1. Consider tabling artificial sweeteners.
 
A new study published this month in JAMA Pediatrics found that women who consumed at least one artificially sweetened beverage per day during pregnancy were twice as likely to have an overweight child at 1 year of age compared to those who skipped these beverages. “One possible explanation is that our metabolism is programmed in utero, and consistent exposure to these artificial sweeteners could change how your body reacts to actual sugar, causing increased weight gain,” says Meghan Azad, PhD, lead author of the study and an assistant professor of pediatrics and child health at the University of Manitoba. The findings, which are part of the Canadian Healthy Infant Longitudinal Development Study, did not show any correlation with fetal body weight, which suggests the effects of artificial sweeteners could surface later in life and possibly have a lasting impact.

2. Up your intake of PUFAs and probiotics.
 
Studies show that eating polyunsaturated fatty acids (PUFAs) and probiotics might decrease risk for allergies. “Newborns first acquire their gut microbiome from their mothers during birth,” explains Azad. This mini ecosystem is filled with microorganisms that keep our immune system robust.

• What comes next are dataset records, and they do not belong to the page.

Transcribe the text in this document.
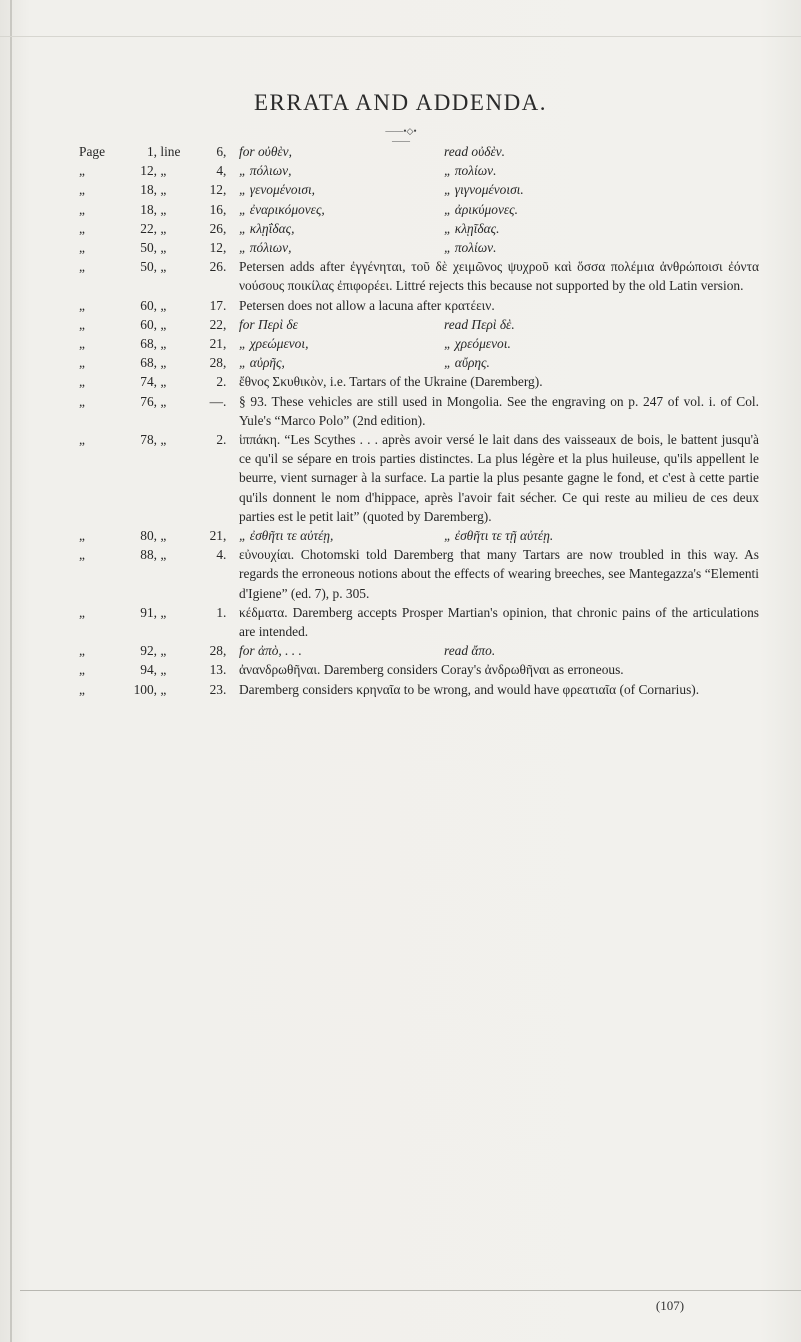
ERRATA AND ADDENDA.
——•◇•——
Page	1, line	6, for οὐθὲν,	read οὐδὲν.
„	12, „	4, „ πόλιων,	„ πολίων.
„	18, „	12, „ γενομένοισι,	„ γιγνομένοισι.
„	18, „	16, „ ἐναρικόμονες,	„ ἀρικύμονες.
„	22, „	26, „ κλῃΐδας,	„ κλῃῖδας.
„	50, „	12, „ πόλιων,	„ πολίων.
„	50, „	26. Petersen adds after ἐγγένηται, τοῦ δὲ χειμῶνος ψυχροῦ καὶ ὅσσα πολέμια ἀνθρώποισι ἐόντα νούσους ποικίλας ἐπιφορέει. Littré rejects this because not supported by the old Latin version.
„	60, „	17. Petersen does not allow a lacuna after κρατέειν.
„	60, „	22, for Περὶ δε	read Περὶ δὲ.
„	68, „	21, „ χρεώμενοι,	„ χρεόμενοι.
„	68, „	28, „ αὐρῆς,	„ αὔρης.
„	74, „	2. ἔθνος Σκυθικὸν, i.e. Tartars of the Ukraine (Daremberg).
„	76, „	—. § 93. These vehicles are still used in Mongolia. See the engraving on p. 247 of vol. i. of Col. Yule's “Marco Polo” (2nd edition).
„	78, „	2. ἱππάκη. “Les Scythes . . . après avoir versé le lait dans des vaisseaux de bois, le battent jusqu'à ce qu'il se sépare en trois parties distinctes. La plus légère et la plus huileuse, qu'ils appellent le beurre, vient surnager à la surface. La partie la plus pesante gagne le fond, et c'est à cette partie qu'ils donnent le nom d'hippace, après l'avoir fait sécher. Ce qui reste au milieu de ces deux parties est le petit lait” (quoted by Daremberg).
„	80, „	21, „ ἐσθῆτι τε αὐτέῃ,	„ ἐσθῆτι τε τῇ αὐτέῃ.
„	88, „	4. εὐνουχίαι. Chotomski told Daremberg that many Tartars are now troubled in this way. As regards the erroneous notions about the effects of wearing breeches, see Mantegazza's “Elementi d'Igiene” (ed. 7), p. 305.
„	91, „	1. κέδματα. Daremberg accepts Prosper Martian's opinion, that chronic pains of the articulations are intended.
„	92, „	28, for ἀπὸ, . . .	read ἄπο.
„	94, „	13. ἀνανδρωθῆναι. Daremberg considers Coray's ἀνδρωθῆναι as erroneous.
„	100, „	23. Daremberg considers κρηναῖα to be wrong, and would have φρεατιαῖα (of Cornarius).
(107)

PUFAs can improve how certain cells respond to foreign substances while probiotics optimize beneficial bacteria to defend against pathogens. Good sources for PUFAs include walnut oil and flaxseed; for probiotics, look for yogurt and kefir that contain live and active cultures.

3. Embrace all the spices you want.
 
For years, women were told to eat bland foods while breast-feeding, for fear that spicy ones might discourage a baby from feeding well. Recent studies debunk that theory: In fact, newborns tend to feed longer when their mothers have a diet that includes aromatic flavors, such as garlic and vanilla. “Babies will [nurse] longer when they’re exposed to all sorts of flavors,” says Julie Mennella, PhD, a biopsychologist at the Monell Chemical Senses Center who has authored numerous studies on the subject. “Their sensory and brain development is geared toward this—babies are really open to learning about new foods.” And the more varied your meals are, the most likely it is your baby will accept novel foods, too.

4. Don’t skimp on choline.
 
Folate, iron, and calcium usually top the list of pregnancy super-nutrients. But recent studies show most women—including those in high-income countries—do not get adequate levels of choline, a key nutrient that’s important for fetal brain development, says nutritionist Linda Sebelia, RD, an adjunct professor at the University of Rhode Island. Good sources include eggs, tofu, lean beef, and Brussels sprouts. Aim for 450 milligrams a day if you’re pregnant and 550 milligrams a day if you’re breast-feeding.